Yep they’ve always been dystopian. The Walmart of coffee
America really needs to create policies that make it harder for big businesses to compete against small businesses.
McD's coffee is really good. They changed it a bunch of years ago, and it got so much better. It's my personal favorite for drive-thru coffee.
They bought out the old Tim Horton supplier. Now TH is trash.
Really? I never knew that. With that in mind, I now understand why the People of the North loved Tim Horton's so much, and have vocally lamented its decline in quality.
Edit: Seems like the reason I didn't know that is because it's not true.
It's farther up in the chain. They got the better beans. I watched some food documentary on it years ago, so I can't give better details. What I recall is TH got the old board swap. New team wants to increase profits, so they look for cheaper beans. McD steps in via their supply chain and pays the farmers more so wins the long term contract on the beans that were going to TH. TH got their cheap beans they wanted from some other source. McD got the higher quality beans that used to go to the TH supply chain.
None of that is what you originally said. McDonald's did not "[buy] out the old Tim Horton supplier."
McDonald's doesn't roast its own coffee beans, either, the supplier does - which means that McDonald's doesn't pay the farmers anything. Maybe the supplier got the beans, but even so, the roasting process is different, the brewing process is different, the grinding process is probably different. Not the same coffee.

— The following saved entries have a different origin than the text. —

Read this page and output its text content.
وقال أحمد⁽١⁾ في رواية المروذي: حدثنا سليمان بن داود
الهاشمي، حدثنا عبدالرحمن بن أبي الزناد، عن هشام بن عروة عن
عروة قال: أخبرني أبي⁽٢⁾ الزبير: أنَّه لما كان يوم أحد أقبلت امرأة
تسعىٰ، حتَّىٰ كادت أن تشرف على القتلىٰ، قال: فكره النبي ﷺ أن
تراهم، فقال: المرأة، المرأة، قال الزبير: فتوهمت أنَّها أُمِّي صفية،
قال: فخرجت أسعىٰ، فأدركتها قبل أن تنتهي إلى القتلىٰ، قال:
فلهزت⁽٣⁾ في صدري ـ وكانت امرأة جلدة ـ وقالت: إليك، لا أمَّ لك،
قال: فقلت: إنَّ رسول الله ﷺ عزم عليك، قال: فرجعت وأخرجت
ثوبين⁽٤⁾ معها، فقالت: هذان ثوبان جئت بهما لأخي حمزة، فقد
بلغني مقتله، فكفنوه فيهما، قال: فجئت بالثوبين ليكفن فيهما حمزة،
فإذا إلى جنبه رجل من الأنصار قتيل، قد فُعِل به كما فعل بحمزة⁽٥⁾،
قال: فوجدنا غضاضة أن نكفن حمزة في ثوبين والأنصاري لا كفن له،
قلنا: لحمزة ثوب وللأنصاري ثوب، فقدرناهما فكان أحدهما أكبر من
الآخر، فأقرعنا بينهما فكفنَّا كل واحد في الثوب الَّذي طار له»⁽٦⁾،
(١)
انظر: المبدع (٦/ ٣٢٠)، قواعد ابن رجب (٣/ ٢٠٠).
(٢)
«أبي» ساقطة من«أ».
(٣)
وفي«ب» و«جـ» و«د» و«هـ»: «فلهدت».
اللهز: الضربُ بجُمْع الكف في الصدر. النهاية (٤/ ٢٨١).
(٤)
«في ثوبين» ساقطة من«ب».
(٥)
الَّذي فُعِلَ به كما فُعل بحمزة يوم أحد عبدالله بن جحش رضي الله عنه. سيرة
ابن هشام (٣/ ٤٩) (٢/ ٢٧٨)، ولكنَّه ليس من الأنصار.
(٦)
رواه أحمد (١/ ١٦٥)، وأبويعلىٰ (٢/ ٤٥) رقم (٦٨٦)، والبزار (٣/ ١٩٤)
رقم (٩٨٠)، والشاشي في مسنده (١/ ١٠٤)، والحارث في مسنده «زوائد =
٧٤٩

In one of the links above, it's stated that McDonald's Canada gets its already roasted beans from Mother Parkers (where TH got their beans prior to 2009). Many other places report that McDonald's gets its coffee from Gaviña.
I feel like Starbucks is bad coffee. It's an excellent coffee-flavored carrier for syrups and creams, so if you want a dessert drink, it's great. But if all you want is coffee, it's flat burnt shit.
I've had an Americano from Starbucks (espresso, water, nothing else) and it was fine.
I wouldn't get regular black coffee from any chain place, though. Drip coffee in particular is just nasty, sometimes even through trying to mask it with cream and sugar.
Starbucks is pretty bad coffee. Beans are mid, their roast is terrible and everything tastes burned unless you layer it in whip and syrup.
And its highly over caffinated compred to normal coffee so if you do go to sbux, any coffee you get elsewhere is sure to not feel like enough chemically. Their decaf coffee can contain as much caffien as some caffinated teas.
It's $5 of milk and sugar with a splash of McDonald's coffee.
Reputation? Haven't they always been the McDonald's of caffeinated milkshakes?
They had a reputation for years of being a decent company. This was a decade ago though. They must have hired a new PR firm since then.
Could it have been more than two decades ago?
No, it was during the mid 2000 era. I remember it as being one of the few part time jobs that would offer health benefits, and most of my friends who worked there were head over heels about it. I think they also had other perks that some employees enjoyed, like free bags of coffee.
We had a local coffee shop where high school students hung out and had local bands play. I was there most weekends in the late 90s, and I remember people complaining about how Starbucks had shitty coffee and what a chode the manager was. I never worked at either Starbucks or the local places, but I had friends that did, and that probably colored my perception of the company.